As we’ve already alluded to, the most sophisticated ransomware packages can identify other areas of your network to spread to, scan for vulnerabilities, and even prioritize the most recently accessed files and folders for encryption in case the process is interrupted.
They also, sadly, specifically search for and encrypt your backups.
When ransomware made a comeback in 2013, one of the earliest popularized defenses was to ensure users’ data was backed up regularly. That way, in the event of a ransomware attack, losses would be minimal.
Sadly, as always, threat actors catch on quickly. Your can almost guarantee that any backups saved on infected machines or servers will be among the first files to be targeted.
Pay Up or Shut Up
Chances are everything up to this point has gone completely unnoticed. The first you’ll know about the attack is when a pop-up fills your screen demanding a ransom in exchange for your files.
You’re kicking yourself for opening that email. For playing along.
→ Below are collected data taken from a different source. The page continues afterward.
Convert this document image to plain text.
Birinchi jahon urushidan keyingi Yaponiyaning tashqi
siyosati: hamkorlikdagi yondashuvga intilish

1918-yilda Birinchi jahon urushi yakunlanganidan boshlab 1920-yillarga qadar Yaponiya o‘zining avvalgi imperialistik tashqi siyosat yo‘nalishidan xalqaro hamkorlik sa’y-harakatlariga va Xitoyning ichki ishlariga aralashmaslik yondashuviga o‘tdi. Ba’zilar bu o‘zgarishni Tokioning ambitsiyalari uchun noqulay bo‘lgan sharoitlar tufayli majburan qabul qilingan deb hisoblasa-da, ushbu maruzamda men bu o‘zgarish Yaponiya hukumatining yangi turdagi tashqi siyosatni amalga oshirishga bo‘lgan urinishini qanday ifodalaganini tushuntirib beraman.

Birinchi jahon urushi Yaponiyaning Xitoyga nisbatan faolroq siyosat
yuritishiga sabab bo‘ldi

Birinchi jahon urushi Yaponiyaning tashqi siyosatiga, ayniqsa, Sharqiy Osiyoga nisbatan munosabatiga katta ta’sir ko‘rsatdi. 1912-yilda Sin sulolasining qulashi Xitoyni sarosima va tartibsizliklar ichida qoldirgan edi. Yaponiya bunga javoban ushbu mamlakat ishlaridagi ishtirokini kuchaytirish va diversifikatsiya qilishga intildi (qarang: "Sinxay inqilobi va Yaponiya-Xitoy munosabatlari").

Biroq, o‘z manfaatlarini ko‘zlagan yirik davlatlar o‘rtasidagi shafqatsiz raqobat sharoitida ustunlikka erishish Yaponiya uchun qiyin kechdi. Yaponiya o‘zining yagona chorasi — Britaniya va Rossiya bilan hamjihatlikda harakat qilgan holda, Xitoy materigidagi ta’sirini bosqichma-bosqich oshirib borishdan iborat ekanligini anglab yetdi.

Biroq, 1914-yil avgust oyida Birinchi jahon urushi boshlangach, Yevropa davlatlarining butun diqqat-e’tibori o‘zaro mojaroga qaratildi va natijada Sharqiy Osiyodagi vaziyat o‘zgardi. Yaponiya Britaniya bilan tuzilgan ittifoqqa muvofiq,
For not taking ransomware seriously until now.
But it’s too late for that.
Your attackers will let you know what they want, and by when. They’ll tell you exactly what you’ll do if you want to regain access to your files. Sometimes they’ll even allow you to decrypt a file or two, just to prove they’re for real.
And once you’ve paid, and your attacker has verified the payment, you’ll receive the private key and automatic decryption will start. Let’s just hope nothing goes wrong with the decryption process… because threat actors aren’t usually in the business of providing additional support.